Os casos da família Bolsonaro — independentemente da posição política do leitor — ilustram a complexidade do direito eleitoral brasileiro: múltiplos tribunais (STF, TSE, TREs), diferentes prazos, recursos sobrepostos e efeitos que se interagem sem se anular.
Para qualquer cidadão que pretenda candidatar-se a cargo eletivo — de vereador a presidente — consultar um advogado especializado em direito eleitoral antes do processo é mais eficiente e menos custoso do que buscar ajuda apenas após o surgimento de um processo.
Leia também nossa análise sobre as novas regras eleitorais para 2026 aprovadas pelo TSE, especialmente as relacionadas ao uso de inteligência artificial em campanhas.
O calendário eleitoral de 2026 e os riscos jurídicos
Com as eleições municipais e gerais de outubro de 2026 se aproximando, o momento é crítico para candidatos e partidos. O registro de candidaturas começa em junho — e qualquer pendência jurídica precisa estar resolvida antes disso.
Processos de impugnação podem ser iniciados por qualquer partido, coligação ou cidadão eleitor com representação adequada. E os prazos de resposta no sistema eleitoral brasileiro são dos mais curtos do direito processual nacional.
Para líderes comunitários, empresários que cogitam uma candidatura, ou cidadãos envolvidos em disputas eleitorais, a orientação de um advogado especializado não é apenas prudente — é indispensável.
Nota: Este artigo tem caráter informativo e jornalístico. Não constitui consultoria jurídica ou posicionamento político. Para orientação específica sobre processos eleitorais, consulte um advogado especializado em direito eleitoral.

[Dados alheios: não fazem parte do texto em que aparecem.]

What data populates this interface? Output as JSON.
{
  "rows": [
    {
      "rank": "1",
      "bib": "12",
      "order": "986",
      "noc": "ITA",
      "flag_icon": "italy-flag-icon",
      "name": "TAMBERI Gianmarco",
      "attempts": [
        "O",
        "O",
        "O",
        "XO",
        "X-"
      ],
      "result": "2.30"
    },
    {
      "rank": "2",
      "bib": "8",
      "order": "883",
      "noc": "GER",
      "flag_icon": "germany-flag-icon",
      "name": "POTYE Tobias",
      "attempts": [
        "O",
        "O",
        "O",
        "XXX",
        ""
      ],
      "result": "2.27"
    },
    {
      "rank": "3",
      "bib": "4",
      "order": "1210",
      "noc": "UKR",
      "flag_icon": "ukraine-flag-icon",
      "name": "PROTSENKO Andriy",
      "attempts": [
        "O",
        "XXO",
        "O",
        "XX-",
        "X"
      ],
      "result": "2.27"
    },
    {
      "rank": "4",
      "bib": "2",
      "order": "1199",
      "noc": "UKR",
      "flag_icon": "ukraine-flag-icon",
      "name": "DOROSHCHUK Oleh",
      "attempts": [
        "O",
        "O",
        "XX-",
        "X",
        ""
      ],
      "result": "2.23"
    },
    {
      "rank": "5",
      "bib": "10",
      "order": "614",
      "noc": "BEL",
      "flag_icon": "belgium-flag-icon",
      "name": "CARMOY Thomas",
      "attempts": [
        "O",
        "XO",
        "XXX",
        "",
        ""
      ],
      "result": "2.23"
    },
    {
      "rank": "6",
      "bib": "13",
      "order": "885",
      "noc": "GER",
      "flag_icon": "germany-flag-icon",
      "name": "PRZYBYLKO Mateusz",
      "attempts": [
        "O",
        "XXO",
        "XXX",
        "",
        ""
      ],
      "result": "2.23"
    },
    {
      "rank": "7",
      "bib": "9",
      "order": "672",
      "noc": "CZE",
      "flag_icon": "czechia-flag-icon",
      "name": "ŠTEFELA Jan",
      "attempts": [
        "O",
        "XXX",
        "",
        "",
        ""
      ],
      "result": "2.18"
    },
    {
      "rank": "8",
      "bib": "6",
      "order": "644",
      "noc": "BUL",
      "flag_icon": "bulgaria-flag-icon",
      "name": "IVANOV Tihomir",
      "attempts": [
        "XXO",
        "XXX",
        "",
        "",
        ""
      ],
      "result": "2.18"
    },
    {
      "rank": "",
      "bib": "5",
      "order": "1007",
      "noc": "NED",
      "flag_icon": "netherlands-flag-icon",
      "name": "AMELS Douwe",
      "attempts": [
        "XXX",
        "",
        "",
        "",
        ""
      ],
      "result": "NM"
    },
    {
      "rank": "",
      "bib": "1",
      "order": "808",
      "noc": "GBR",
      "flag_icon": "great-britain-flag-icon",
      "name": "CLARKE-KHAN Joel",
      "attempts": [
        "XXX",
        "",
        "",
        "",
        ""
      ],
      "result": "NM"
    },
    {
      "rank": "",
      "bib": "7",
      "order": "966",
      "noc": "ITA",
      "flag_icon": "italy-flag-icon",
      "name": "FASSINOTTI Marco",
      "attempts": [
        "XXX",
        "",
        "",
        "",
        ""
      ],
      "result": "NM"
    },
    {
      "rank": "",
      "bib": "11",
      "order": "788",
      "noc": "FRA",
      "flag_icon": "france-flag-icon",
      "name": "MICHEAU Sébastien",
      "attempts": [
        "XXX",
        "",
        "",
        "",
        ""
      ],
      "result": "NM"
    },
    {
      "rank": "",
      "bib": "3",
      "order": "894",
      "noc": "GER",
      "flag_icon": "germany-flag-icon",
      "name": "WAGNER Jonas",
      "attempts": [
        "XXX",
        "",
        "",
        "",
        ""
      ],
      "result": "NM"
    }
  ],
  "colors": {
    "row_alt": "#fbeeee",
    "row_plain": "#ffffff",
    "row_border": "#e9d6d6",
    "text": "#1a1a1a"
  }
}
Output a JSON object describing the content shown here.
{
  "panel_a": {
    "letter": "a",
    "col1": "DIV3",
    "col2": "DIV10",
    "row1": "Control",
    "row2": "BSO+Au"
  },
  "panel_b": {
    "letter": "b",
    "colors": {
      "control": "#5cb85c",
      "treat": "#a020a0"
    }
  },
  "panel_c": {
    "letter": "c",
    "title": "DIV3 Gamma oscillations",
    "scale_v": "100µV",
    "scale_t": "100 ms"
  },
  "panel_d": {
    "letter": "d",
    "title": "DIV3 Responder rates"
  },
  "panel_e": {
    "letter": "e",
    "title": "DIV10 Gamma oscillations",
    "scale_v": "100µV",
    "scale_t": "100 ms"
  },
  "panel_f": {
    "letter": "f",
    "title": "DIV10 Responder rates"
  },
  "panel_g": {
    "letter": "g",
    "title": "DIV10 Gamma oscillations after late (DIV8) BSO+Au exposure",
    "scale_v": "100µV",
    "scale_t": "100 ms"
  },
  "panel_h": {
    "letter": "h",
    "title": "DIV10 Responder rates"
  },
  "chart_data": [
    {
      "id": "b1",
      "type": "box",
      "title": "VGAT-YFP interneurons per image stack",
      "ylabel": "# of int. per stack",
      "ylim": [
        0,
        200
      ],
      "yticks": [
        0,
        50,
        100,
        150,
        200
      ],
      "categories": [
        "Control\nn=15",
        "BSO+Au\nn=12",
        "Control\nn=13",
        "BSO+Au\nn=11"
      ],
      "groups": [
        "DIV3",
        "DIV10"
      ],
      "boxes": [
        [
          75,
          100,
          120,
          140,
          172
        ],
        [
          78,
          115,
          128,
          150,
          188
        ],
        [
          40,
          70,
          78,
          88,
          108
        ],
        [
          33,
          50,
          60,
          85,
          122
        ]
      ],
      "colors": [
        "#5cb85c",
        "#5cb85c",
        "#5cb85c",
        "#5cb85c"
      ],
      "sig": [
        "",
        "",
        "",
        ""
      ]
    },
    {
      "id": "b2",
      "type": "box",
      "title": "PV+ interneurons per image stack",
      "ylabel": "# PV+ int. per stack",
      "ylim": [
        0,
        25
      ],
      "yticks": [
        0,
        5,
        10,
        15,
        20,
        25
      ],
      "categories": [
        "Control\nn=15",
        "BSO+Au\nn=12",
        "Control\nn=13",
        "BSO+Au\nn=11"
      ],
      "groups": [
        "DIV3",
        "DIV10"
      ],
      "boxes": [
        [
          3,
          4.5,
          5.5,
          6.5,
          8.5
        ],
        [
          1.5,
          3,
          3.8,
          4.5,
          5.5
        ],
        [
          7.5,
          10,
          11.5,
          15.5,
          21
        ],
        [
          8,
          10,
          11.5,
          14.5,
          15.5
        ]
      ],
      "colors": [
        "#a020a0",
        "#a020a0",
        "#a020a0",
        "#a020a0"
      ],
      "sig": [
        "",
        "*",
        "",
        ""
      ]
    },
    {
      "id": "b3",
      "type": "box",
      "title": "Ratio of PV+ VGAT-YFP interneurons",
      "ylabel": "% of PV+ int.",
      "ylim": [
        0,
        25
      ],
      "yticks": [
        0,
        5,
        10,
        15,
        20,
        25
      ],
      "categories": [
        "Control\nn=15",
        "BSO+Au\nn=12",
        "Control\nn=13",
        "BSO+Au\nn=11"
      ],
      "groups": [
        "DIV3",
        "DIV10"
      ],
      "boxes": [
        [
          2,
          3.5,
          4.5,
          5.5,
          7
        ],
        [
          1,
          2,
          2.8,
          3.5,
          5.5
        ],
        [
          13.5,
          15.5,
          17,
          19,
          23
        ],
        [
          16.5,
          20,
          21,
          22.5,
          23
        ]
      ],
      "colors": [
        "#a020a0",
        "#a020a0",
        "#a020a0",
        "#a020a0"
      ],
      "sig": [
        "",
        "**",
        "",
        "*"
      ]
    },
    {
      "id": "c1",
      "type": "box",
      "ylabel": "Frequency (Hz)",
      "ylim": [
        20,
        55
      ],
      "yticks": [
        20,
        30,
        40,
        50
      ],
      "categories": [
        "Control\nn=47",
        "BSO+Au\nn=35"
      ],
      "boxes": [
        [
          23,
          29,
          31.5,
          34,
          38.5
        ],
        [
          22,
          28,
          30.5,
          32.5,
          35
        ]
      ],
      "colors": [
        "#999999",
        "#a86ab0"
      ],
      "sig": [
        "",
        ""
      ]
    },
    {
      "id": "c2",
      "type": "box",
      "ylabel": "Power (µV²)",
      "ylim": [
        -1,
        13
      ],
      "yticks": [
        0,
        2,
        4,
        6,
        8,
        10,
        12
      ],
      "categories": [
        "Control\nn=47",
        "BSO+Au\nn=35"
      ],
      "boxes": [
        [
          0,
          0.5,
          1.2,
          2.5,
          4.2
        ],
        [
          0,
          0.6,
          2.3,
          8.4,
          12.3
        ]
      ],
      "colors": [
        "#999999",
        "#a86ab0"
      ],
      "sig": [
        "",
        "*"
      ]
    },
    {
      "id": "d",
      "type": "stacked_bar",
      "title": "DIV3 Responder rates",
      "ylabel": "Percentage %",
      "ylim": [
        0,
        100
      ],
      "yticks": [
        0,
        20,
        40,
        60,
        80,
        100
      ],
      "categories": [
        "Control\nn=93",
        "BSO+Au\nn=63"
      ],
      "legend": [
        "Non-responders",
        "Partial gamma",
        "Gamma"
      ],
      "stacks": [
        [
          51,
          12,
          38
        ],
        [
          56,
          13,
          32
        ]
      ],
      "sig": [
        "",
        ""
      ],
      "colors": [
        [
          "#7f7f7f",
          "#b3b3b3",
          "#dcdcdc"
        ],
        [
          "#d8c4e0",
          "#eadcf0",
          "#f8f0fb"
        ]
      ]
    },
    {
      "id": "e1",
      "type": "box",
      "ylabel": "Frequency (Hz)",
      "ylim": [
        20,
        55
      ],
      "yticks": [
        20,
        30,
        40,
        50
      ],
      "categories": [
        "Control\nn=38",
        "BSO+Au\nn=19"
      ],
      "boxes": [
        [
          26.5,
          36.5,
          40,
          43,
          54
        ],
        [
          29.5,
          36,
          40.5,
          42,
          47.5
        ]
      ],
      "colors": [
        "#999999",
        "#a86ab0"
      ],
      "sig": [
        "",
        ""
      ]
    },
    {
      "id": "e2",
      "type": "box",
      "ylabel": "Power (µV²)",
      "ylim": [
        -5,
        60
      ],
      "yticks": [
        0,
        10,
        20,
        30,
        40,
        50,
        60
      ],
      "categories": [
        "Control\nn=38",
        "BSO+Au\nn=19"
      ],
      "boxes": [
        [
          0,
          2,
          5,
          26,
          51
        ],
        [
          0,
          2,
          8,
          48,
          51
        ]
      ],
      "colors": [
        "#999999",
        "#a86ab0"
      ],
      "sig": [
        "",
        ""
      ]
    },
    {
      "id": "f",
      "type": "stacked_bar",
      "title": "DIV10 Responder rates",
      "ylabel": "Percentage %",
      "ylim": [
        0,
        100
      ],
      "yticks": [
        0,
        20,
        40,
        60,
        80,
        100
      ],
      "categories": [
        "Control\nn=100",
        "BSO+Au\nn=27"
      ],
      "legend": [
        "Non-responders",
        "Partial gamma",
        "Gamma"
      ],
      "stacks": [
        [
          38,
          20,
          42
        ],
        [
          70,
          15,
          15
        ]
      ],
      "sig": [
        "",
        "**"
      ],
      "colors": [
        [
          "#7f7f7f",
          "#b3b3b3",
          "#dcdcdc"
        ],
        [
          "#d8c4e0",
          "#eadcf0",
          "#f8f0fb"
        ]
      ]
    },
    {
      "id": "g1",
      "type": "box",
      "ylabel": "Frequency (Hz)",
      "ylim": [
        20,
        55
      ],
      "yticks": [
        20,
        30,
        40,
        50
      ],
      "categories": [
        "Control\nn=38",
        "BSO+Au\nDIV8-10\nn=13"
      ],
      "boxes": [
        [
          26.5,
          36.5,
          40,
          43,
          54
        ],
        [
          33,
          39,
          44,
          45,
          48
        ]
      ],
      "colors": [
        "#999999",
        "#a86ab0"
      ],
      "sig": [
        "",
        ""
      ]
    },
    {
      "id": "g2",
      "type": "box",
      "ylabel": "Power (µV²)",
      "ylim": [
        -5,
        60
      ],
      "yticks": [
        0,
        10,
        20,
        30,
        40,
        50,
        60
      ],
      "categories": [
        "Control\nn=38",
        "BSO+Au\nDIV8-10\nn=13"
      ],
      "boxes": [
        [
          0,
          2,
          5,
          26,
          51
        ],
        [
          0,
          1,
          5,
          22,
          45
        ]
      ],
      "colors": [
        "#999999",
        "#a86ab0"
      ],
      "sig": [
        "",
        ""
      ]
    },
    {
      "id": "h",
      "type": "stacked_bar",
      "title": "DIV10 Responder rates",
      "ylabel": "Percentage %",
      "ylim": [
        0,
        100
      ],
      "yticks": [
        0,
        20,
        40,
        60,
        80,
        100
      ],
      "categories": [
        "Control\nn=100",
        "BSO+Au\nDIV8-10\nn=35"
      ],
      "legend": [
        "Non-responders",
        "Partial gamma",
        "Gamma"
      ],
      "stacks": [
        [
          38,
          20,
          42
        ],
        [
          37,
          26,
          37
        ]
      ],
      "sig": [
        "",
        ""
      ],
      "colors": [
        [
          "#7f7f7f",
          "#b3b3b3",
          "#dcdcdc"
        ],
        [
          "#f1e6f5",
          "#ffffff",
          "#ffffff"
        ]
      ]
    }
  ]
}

Como funciona a defesa em processos de inelegibilidade
Diferente do processo penal comum, onde a presunção de inocência vale até o trânsito em julgado, no direito eleitoral a inelegibilidade pode ser decretada com base em decisões de segunda instância — sem necessidade de esgotamento de todos os recursos disponíveis.
Isso significa que um candidato pode ser declarado inelegível mesmo antes de seu processo penal ou civil ter chegado ao fim. A Lei da Ficha Limpa foi criada exatamente para esse propósito: impedir que recursos protelatórios permitam que condenados concorram indefinidamente.
A defesa, nesses casos, precisa atuar em múltiplas frentes: nos tribunais eleitorais para questionar ou suspender os efeitos da inelegibilidade, e nas instâncias penais ou cíveis para reverter a condenação de base. É trabalho técnico, urgente e de alta complexidade.
No caso Eduardo Bolsonaro, a suspensão do julgamento por André Mendonça cria uma janela de análise adicional — mas os efeitos práticos para 2026 dependem de como o processo vai evoluir nos próximos meses.